Shouxun Ji - Prof. Shouxun Ji is currently a Professor at Brunel University London. He has been focusing on the development of lightweight materials and structures for the automotive industry, aerospace, powered tools, and other sectors. The main activities include purpose-developed aluminium alloys and magnesium alloys with improved ductility, strength (at ambience and elevated temperatures), modulus and thermal conductivity, and the hybrid structures using different materials and different joining techniques. He is also working on new materials and structures for special applications, such as materials for explosive cords and high strength casting materials for aircraft. His works have helped industrial partners to deliver several products in massive manufacturing. Recently, he worked with world leading company to develop magnesium alloys for small engine applications, which requires improved strength and thermal conductivity at room temperature and at elevated temperatures. Prof. Ji have plenty experiences in high pressure die casting including die structure design, gating system design and optimisation, casting process and casting materials. He also worked extensively on other shaped-casting processes such as sand casting, gravity casting, low pressure die casting, semi-solid metal processing of rheo-die casting, rheo-extrusion, and rheo-twin roll casting. His previous works also included cast irons (spheroidal graphite cast iron and austempered ductile iron) and copper alloys. Prof. Ji has published more than 130 papers in the peer-reviewed scientific Journals and more than 20 international patents. He is the member of three ISO technical committee and one BSI technical committee and the editorial member of three scientific journals.  CITATIONS & h-INDEX https://scholar.google.com/citations?hl=en&user=2FqHYcIAAAAJ https://www.scopus.com/authid/detail.uri?authorId=14321442000 ORCID ID: http://orcid.org/0000-0002-8103-8638 RESEARCH AWARDS The 2023 award of excellence in the commercial cast product category from International Magnesium Association (IMA) for high temperature magnesium alloy small engine cylinder. Award for ‘Person of the Year 2022’ from International Magnesium Science and Technology Society for the achievement in magnesium research and development.  National innovation award in 2017 from CMF UK for advancing casting materials and development of aluminium alloys.

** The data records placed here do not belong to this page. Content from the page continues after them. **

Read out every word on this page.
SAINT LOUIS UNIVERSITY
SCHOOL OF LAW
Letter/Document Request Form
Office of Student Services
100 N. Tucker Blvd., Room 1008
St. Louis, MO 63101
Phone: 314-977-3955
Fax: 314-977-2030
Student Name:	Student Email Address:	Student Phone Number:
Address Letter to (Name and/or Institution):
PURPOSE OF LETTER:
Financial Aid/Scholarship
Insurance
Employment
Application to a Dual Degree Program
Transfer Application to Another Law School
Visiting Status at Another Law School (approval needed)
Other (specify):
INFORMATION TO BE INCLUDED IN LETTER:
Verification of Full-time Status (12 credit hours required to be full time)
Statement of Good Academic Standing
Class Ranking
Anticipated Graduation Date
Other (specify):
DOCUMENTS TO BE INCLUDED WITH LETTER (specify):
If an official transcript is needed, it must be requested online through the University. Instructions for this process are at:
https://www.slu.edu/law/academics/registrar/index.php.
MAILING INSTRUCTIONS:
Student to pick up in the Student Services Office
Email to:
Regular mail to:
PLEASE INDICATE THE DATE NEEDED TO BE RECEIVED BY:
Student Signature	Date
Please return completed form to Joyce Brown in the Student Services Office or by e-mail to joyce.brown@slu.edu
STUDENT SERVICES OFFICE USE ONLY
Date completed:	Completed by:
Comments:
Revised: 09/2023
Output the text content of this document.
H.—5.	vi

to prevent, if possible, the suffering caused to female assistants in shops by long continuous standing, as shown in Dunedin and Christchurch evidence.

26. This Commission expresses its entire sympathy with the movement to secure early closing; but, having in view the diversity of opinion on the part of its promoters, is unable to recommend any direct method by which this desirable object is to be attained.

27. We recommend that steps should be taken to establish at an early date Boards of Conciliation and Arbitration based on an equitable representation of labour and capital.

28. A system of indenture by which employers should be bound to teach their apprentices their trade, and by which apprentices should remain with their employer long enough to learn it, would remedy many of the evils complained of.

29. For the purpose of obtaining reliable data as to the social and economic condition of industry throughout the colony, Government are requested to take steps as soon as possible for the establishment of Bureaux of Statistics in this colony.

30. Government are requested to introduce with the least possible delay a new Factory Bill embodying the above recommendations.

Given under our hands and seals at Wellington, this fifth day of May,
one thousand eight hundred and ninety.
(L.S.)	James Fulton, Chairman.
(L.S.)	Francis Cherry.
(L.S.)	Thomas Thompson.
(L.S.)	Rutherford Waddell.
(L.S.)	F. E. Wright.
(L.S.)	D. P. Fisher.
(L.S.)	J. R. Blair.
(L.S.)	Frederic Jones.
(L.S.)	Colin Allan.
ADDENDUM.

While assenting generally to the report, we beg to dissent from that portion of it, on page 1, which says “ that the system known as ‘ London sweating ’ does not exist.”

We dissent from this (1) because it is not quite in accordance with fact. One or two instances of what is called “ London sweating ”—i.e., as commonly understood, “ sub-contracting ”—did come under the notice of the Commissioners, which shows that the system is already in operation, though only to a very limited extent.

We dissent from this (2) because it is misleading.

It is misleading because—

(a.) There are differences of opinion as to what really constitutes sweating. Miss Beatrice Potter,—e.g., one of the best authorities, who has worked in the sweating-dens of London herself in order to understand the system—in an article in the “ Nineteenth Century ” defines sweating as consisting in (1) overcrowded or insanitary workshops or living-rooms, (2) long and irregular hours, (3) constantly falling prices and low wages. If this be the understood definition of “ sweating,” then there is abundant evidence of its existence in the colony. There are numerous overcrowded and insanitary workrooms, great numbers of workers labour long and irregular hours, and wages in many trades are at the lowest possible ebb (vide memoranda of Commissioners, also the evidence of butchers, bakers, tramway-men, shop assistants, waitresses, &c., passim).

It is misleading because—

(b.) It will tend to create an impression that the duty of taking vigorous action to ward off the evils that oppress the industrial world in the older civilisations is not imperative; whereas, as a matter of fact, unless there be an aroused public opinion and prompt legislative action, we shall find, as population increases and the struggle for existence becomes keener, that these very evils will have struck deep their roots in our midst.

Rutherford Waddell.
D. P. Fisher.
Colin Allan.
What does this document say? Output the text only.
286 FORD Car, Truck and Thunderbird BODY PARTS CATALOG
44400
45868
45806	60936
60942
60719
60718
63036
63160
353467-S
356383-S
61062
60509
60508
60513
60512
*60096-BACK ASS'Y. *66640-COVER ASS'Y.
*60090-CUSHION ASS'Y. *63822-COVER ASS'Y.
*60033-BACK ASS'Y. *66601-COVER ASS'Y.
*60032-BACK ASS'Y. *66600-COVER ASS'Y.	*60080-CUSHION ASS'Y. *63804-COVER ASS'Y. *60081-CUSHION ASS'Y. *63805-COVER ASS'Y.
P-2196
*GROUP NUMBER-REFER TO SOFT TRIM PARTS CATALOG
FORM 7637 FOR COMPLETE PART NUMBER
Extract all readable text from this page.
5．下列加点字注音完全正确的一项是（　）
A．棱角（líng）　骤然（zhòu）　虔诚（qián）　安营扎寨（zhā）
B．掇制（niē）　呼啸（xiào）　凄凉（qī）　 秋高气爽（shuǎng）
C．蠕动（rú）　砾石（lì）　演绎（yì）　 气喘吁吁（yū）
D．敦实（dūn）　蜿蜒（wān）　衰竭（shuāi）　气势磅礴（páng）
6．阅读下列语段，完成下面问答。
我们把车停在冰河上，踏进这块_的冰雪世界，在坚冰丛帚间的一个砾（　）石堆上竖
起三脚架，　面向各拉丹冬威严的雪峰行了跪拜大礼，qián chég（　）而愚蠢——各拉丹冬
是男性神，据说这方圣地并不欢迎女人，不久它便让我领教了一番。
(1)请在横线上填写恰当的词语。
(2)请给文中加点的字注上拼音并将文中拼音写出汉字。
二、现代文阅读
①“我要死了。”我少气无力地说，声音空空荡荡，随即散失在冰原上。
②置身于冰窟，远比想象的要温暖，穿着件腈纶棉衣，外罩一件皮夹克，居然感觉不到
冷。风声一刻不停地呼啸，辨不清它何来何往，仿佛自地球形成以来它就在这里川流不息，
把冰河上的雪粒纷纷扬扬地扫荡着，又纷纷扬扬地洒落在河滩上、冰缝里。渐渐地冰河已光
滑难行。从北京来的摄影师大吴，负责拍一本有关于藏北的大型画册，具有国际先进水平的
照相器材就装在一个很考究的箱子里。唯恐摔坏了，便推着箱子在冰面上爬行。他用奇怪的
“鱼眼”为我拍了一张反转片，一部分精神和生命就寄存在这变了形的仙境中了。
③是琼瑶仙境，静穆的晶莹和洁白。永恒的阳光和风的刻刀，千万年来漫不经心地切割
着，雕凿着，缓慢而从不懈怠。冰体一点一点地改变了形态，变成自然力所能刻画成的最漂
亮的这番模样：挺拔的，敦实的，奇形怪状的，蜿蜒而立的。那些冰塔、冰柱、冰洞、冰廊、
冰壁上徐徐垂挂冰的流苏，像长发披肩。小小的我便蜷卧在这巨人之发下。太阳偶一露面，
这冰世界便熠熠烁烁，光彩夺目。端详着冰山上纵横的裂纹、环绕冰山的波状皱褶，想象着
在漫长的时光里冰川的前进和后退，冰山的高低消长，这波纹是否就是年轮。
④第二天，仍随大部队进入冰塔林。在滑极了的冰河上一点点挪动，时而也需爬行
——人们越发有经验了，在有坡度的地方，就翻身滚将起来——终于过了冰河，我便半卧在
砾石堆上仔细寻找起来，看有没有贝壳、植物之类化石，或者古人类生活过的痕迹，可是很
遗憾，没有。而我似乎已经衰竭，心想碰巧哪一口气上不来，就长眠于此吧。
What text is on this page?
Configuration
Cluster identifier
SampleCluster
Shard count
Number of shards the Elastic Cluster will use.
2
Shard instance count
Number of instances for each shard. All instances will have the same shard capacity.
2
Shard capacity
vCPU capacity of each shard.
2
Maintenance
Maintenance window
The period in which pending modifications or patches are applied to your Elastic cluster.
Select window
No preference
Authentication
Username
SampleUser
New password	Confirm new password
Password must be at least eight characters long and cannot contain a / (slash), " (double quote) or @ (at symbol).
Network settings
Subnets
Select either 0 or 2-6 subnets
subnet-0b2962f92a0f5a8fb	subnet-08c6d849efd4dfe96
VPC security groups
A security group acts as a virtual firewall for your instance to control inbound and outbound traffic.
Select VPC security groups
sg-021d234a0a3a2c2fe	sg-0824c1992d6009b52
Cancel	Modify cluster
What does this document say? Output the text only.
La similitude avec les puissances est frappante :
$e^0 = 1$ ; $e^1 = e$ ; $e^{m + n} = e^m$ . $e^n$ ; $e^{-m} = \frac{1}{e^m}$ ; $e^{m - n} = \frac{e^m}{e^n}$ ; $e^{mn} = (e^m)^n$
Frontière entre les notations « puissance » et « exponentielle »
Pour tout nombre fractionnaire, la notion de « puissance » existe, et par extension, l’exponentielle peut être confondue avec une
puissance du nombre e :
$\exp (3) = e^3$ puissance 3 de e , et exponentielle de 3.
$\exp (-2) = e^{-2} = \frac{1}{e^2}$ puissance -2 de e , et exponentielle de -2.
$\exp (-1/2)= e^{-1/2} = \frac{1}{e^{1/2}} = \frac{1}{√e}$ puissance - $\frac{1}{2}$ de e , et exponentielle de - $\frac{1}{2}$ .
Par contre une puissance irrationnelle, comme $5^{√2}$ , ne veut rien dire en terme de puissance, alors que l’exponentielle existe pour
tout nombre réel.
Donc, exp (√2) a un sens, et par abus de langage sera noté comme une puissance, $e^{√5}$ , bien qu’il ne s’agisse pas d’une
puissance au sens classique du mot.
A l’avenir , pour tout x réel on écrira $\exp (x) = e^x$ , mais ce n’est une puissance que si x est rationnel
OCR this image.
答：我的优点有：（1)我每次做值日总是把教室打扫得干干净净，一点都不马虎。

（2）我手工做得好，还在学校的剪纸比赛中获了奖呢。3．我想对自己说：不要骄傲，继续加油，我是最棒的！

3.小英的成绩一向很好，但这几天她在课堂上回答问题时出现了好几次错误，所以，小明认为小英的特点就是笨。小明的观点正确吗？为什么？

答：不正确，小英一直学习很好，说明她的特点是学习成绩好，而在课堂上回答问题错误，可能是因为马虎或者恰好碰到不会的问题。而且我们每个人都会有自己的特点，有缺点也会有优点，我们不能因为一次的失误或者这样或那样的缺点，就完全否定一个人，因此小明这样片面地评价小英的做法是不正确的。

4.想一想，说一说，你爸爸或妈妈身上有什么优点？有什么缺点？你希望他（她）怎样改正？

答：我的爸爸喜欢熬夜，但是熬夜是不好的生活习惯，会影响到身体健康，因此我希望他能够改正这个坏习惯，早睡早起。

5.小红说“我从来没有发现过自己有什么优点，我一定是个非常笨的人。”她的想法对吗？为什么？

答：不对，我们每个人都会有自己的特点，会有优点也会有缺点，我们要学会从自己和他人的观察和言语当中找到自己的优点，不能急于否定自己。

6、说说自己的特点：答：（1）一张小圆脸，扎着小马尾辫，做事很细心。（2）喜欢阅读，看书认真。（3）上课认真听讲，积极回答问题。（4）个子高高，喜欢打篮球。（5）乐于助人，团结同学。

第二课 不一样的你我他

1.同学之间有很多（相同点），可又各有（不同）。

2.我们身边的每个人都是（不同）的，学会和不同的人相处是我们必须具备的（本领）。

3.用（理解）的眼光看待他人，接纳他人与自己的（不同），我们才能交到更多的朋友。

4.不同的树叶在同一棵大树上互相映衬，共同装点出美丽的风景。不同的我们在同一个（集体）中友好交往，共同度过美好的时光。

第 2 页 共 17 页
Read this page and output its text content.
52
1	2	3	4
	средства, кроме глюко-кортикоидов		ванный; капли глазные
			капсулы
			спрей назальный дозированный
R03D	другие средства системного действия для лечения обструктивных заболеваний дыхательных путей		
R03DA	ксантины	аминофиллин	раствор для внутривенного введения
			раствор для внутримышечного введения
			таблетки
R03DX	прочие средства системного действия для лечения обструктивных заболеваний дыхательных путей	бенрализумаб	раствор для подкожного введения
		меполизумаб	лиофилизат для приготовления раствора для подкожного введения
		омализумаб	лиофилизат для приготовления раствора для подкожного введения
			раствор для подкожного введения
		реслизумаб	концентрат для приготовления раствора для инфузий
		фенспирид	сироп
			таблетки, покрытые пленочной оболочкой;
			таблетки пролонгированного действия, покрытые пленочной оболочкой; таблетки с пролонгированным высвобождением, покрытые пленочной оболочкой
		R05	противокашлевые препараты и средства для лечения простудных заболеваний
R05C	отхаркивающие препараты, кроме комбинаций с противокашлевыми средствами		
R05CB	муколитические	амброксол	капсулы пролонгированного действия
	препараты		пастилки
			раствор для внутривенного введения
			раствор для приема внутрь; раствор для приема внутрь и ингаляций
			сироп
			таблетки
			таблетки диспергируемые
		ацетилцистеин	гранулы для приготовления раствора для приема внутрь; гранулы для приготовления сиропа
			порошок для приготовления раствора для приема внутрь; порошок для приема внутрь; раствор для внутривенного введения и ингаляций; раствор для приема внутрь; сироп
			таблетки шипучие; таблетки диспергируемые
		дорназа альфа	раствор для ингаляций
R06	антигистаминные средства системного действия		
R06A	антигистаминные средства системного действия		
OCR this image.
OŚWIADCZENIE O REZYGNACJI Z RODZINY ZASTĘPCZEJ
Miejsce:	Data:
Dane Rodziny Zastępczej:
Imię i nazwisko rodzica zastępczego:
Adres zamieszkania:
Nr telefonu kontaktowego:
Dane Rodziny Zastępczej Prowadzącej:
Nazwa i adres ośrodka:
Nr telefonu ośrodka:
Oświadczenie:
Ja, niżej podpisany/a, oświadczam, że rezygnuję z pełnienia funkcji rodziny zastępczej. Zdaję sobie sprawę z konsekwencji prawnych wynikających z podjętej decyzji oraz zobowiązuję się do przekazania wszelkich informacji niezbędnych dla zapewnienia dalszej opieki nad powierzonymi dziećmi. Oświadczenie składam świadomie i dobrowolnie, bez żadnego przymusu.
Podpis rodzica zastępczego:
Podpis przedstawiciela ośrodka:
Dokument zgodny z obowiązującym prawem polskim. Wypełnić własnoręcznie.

Yan Huang - Dr Huang leads metallic biomaterials research at Brunel, working on both traditional permanent titanium implants and novel biodegradable magnesium medical devices for orthopaedic cardiovascular applications. He recently won three research grants in biomaterials research from the Royal society, EPSRC and European Commission (EC). Dr Huang is a founding member and co-investigator of the EPSRC Future Liquid Metal Engineering (LiME) HUB where he leads the activities on process development and light alloy processing involving both solidification and plastic deformation. He has extensive experience in process innovation for combined solidification and thermomechanical processing (semisolid forming, twin roll casting, and integrated cast-forming), solid state joining, severe plastic deformation for light alloys and light metal matrix composites. He has long term interests in the characterization of microstructure and texture evolution during thermomechanical processing and fundamental issues of strengthening, plastic deformation and grain boundary migration. Teaching: 1)ME3608 Propulsion Systems, Aircraft Structures and Materials, Airworthiness and Stability and Control; 2) ME5537/ME5307 Advanced racing vehicle dynamics IC engines, materials and manufacturing; 3) MACE research method workshops for post graduate students; 4) BCAST training courses.